The Bangladesh government has imposed restrictions barring the entry of 69 Russian ships into its maritime waters in line with US and EU sanctions. This means that Russian vessels will not be able to bring in shipments of imports, stop for fuelling, anchor in the area, or even use sea routes.
The government has sent notices to the relevant ministries, agencies, ports, shipping services, and international organisations regarding the new restrictions.
As a result of these new sanctions, Bangladesh will find it difficult to conduct any trade with Russia.
Bangladesh’s most expensive mega project, the Rooppur nuclear power plant, is being built with the support of Russia. A significant portion of the equipment and materials for that project is imported from Russia. Recently, a shipment from Russia carrying materials for the project was barred from entering Bangladesh’s maritime boundary amid diplomatic pressure from the US.
The ship attempted to dock at India’s Haldia Port to deliver its shipment but was turned away there too. It eventually returned to Russia with its cargo.
“At the request of the Ministry of Foreign Affairs, the 69 vessels from Russia which were embargoed by the United States have been banned from entering ports in Bangladesh,” said Captain Sabbir Mahmood, registrar of Bangladesh ships at the Mercantile Marine Office, citing the content of the notice.
The ban covers a wide range of ships, including oil tankers and cargo vessels, operated by seven companies. The restrictions mean that no import or shipping agents can import goods from any country using these Russian ships.
“The ban on ships bearing the Russian flag was jointly imposed by the United States and the European Union,” said Azam J Chowdhury, chairman of the Bangladesh Ocean Going Shipowners Association, or BOGSA. “If any product comes to Bangladesh on these ships, then Bangladesh will also be added to the ban. The bulk of our international trade is with the EU and the US.”
The sanctions were imposed due to Russia’s ongoing invasion of Ukraine.
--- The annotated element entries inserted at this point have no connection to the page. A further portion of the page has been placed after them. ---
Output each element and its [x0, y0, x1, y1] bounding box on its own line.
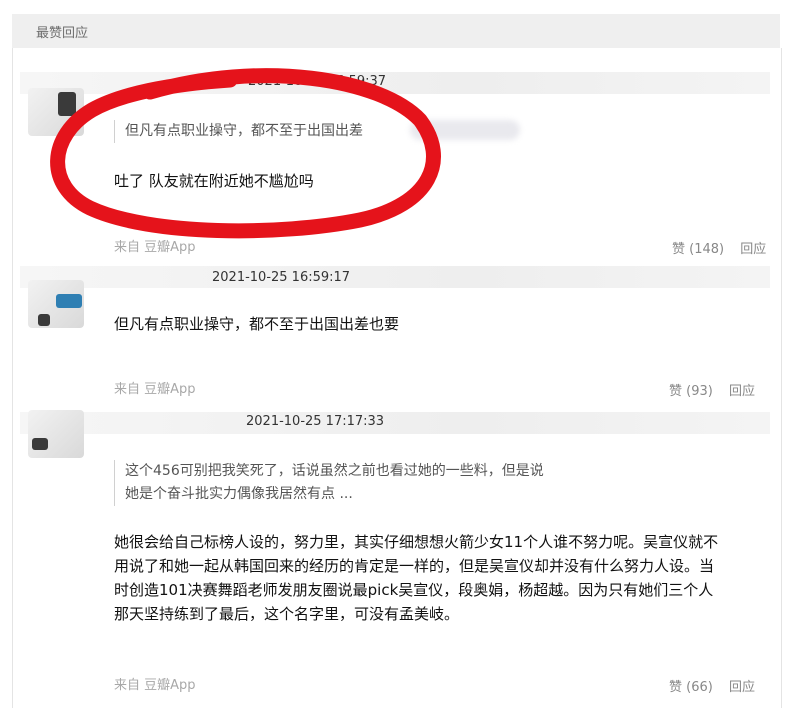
comment-meta-bar [20, 72, 770, 94]
comment-actions: 赞 (148) 回应 [660, 238, 766, 257]
avatar[interactable] [28, 280, 84, 328]
comment-meta-bar [20, 412, 770, 434]
section-title: 最赞回应 [36, 26, 89, 41]
comment-timestamp: 2021-10-25 16:59:37 [248, 74, 387, 89]
comment-text-line: 吐了 队友就在附近她不尴尬吗 [114, 172, 314, 190]
comment-source[interactable]: 来自 豆瓣App [114, 236, 196, 255]
comment-body: 吐了 队友就在附近她不尴尬吗 [114, 169, 314, 193]
reply-button[interactable]: 回应 [740, 242, 766, 257]
section-header: 最赞回应 [12, 14, 780, 48]
comment-text-line: 时创造101决赛舞蹈老师发朋友圈说最pick吴宣仪，段奥娟，杨超越。因为只有她们… [114, 581, 714, 599]
comment-body: 但凡有点职业操守，都不至于出国出差也要 [114, 312, 399, 336]
like-button[interactable]: 赞 (148) [672, 242, 724, 257]
quote-line: 这个456可别把我笑死了，话说虽然之前也看过她的一些料，但是说 [125, 463, 544, 479]
comment-text-line: 但凡有点职业操守，都不至于出国出差也要 [114, 315, 400, 333]
comment-timestamp: 2021-10-25 17:17:33 [246, 414, 385, 429]
avatar[interactable] [28, 88, 84, 136]
comment-actions: 赞 (66) 回应 [657, 676, 755, 695]
quote-line: 她是个奋斗批实力偶像我居然有点 ... [125, 486, 353, 502]
comment-timestamp: 2021-10-25 16:59:17 [212, 270, 351, 285]
comment-item: 2021-10-25 17:17:33 这个456可别把我笑死了，话说虽然之前也… [20, 410, 770, 700]
comment-text-line: 她很会给自己标榜人设的，努力里，其实仔细想想火箭少女11个人谁不努力呢。吴宣仪就… [114, 533, 719, 551]
avatar[interactable] [28, 410, 84, 458]
quoted-comment: 但凡有点职业操守，都不至于出国出差 [114, 120, 363, 143]
quote-line: 但凡有点职业操守，都不至于出国出差 [125, 123, 363, 139]
reply-button[interactable]: 回应 [729, 384, 755, 399]
comment-text-line: 那天坚持练到了最后，这个名字里，可没有孟美岐。 [114, 605, 460, 623]
quoted-comment: 这个456可别把我笑死了，话说虽然之前也看过她的一些料，但是说 她是个奋斗批实力… [114, 460, 544, 506]
comment-text-line: 用说了和她一起从韩国回来的经历的肯定是一样的，但是吴宣仪却并没有什么努力人设。当 [114, 557, 715, 575]
comment-body: 她很会给自己标榜人设的，努力里，其实仔细想想火箭少女11个人谁不努力呢。吴宣仪就… [114, 530, 718, 626]
comment-item: 2021-10-25 16:59:17 但凡有点职业操守，都不至于出国出差也要 … [20, 266, 770, 406]
comment-item: 2021-10-25 16:59:37 但凡有点职业操守，都不至于出国出差 吐了… [20, 70, 770, 260]
comment-source[interactable]: 来自 豆瓣App [114, 674, 196, 693]
reply-button[interactable]: 回应 [729, 680, 755, 695]
like-button[interactable]: 赞 (66) [669, 680, 713, 695]
comment-actions: 赞 (93) 回应 [657, 380, 755, 399]
like-button[interactable]: 赞 (93) [669, 384, 713, 399]
comment-meta-bar [20, 266, 770, 288]
comment-source[interactable]: 来自 豆瓣App [114, 378, 196, 397]
blurred-username [410, 120, 520, 140]
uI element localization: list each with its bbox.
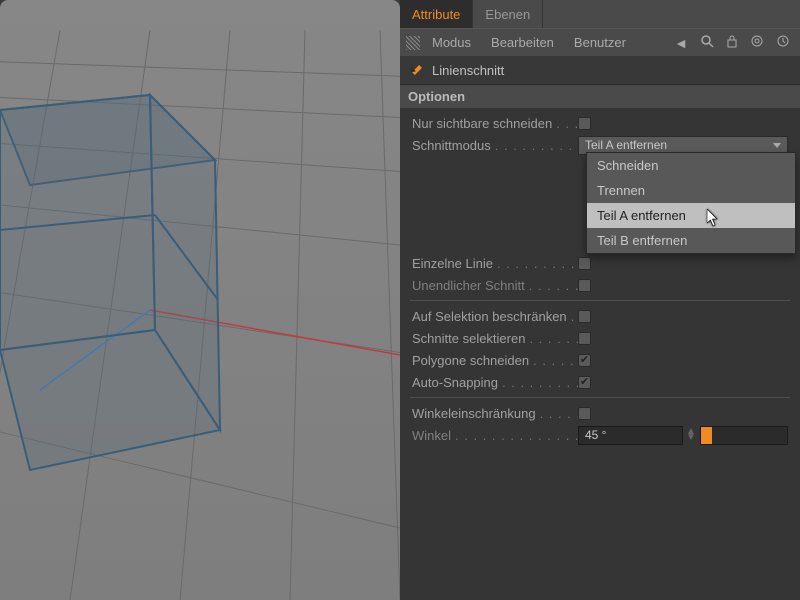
- pencil-icon: [408, 62, 424, 78]
- checkbox-infinite-cut[interactable]: [578, 279, 591, 292]
- dropdown-item-cut[interactable]: Schneiden: [587, 153, 795, 178]
- menu-mode[interactable]: Modus: [424, 35, 479, 50]
- viewport-scene: [0, 0, 400, 600]
- label-cut-polygons: Polygone schneiden: [412, 353, 578, 368]
- dropdown-item-remove-b[interactable]: Teil B entfernen: [587, 228, 795, 253]
- target-icon[interactable]: [746, 34, 768, 51]
- 3d-viewport[interactable]: [0, 0, 400, 600]
- chevron-down-icon: [773, 143, 781, 148]
- history-icon[interactable]: [772, 34, 794, 51]
- panel-toolbar: Modus Bearbeiten Benutzer ◄: [400, 28, 800, 56]
- app-root: Attribute Ebenen Modus Bearbeiten Benutz…: [0, 0, 800, 600]
- slider-fill: [701, 427, 712, 444]
- divider: [410, 300, 790, 301]
- attribute-panel: Attribute Ebenen Modus Bearbeiten Benutz…: [400, 0, 800, 600]
- row-auto-snap: Auto-Snapping: [400, 371, 800, 393]
- lock-icon[interactable]: [722, 34, 742, 51]
- checkbox-single-line[interactable]: [578, 257, 591, 270]
- angle-stepper[interactable]: ▲▼: [686, 429, 696, 441]
- row-restrict-selection: Auf Selektion beschränken: [400, 305, 800, 327]
- label-cut-mode: Schnittmodus: [412, 138, 578, 153]
- panel-tabs: Attribute Ebenen: [400, 0, 800, 28]
- row-only-visible: Nur sichtbare schneiden: [400, 112, 800, 134]
- label-auto-snap: Auto-Snapping: [412, 375, 578, 390]
- cursor-icon: [707, 209, 719, 227]
- dropdown-cut-mode-value: Teil A entfernen: [585, 138, 667, 152]
- row-angle-restrict: Winkeleinschränkung: [400, 402, 800, 424]
- tool-name: Linienschnitt: [432, 63, 504, 78]
- label-only-visible: Nur sichtbare schneiden: [412, 116, 578, 131]
- checkbox-restrict-selection[interactable]: [578, 310, 591, 323]
- label-angle-restrict: Winkeleinschränkung: [412, 406, 578, 421]
- checkbox-only-visible[interactable]: [578, 117, 591, 130]
- dropdown-menu-cut-mode: Schneiden Trennen Teil A entfernen Teil …: [586, 152, 796, 254]
- input-angle[interactable]: 45 °: [578, 426, 683, 445]
- menu-user[interactable]: Benutzer: [566, 35, 634, 50]
- section-options-header: Optionen: [400, 85, 800, 108]
- divider: [410, 397, 790, 398]
- nav-back-icon[interactable]: ◄: [670, 35, 692, 51]
- row-infinite-cut: Unendlicher Schnitt: [400, 274, 800, 296]
- label-infinite-cut: Unendlicher Schnitt: [412, 278, 578, 293]
- menu-edit[interactable]: Bearbeiten: [483, 35, 562, 50]
- tool-header: Linienschnitt: [400, 56, 800, 85]
- checkbox-auto-snap[interactable]: [578, 376, 591, 389]
- row-cut-polygons: Polygone schneiden: [400, 349, 800, 371]
- input-angle-value: 45 °: [585, 428, 606, 442]
- tab-layers[interactable]: Ebenen: [473, 0, 543, 28]
- label-angle: Winkel: [412, 428, 578, 443]
- label-select-cuts: Schnitte selektieren: [412, 331, 578, 346]
- slider-angle[interactable]: [700, 426, 788, 445]
- options-content: Nur sichtbare schneiden Schnittmodus Tei…: [400, 108, 800, 450]
- label-single-line: Einzelne Linie: [412, 256, 578, 271]
- checkbox-select-cuts[interactable]: [578, 332, 591, 345]
- drag-handle-icon[interactable]: [406, 36, 420, 50]
- checkbox-angle-restrict[interactable]: [578, 407, 591, 420]
- checkbox-cut-polygons[interactable]: [578, 354, 591, 367]
- row-angle: Winkel 45 ° ▲▼: [400, 424, 800, 446]
- search-icon[interactable]: [696, 34, 718, 51]
- label-restrict-selection: Auf Selektion beschränken: [412, 309, 578, 324]
- tab-attributes[interactable]: Attribute: [400, 0, 473, 28]
- row-single-line: Einzelne Linie: [400, 252, 800, 274]
- dropdown-item-split[interactable]: Trennen: [587, 178, 795, 203]
- row-select-cuts: Schnitte selektieren: [400, 327, 800, 349]
- dropdown-item-remove-a[interactable]: Teil A entfernen: [587, 203, 795, 228]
“As such, we believe that in the overall assessment of the interests of Bangladeshi businesses, the Russia situation will not significantly impact the transportation of goods for global trade.”
Bangladesh has 197 ships that travel in the deep sea, accounting for less than 10 percent of the country’s total trade in international goods.
If Bangladesh businesses stay abreast of the situation, the ban should not have a significant impact on shipping or costs, the BOGSA chief said.
However, some import agents who have had long working relationships with these Russian vessels may be impacted, Azam noted.
Russia is not on the list of the top 20 countries that Bangladesh trades with, according to data from Bangladesh Bank. Nearly 87 percent of all imports come from those countries.
Bangladesh mainly imports wheat and petroleum products from Russia and exports garments to the country.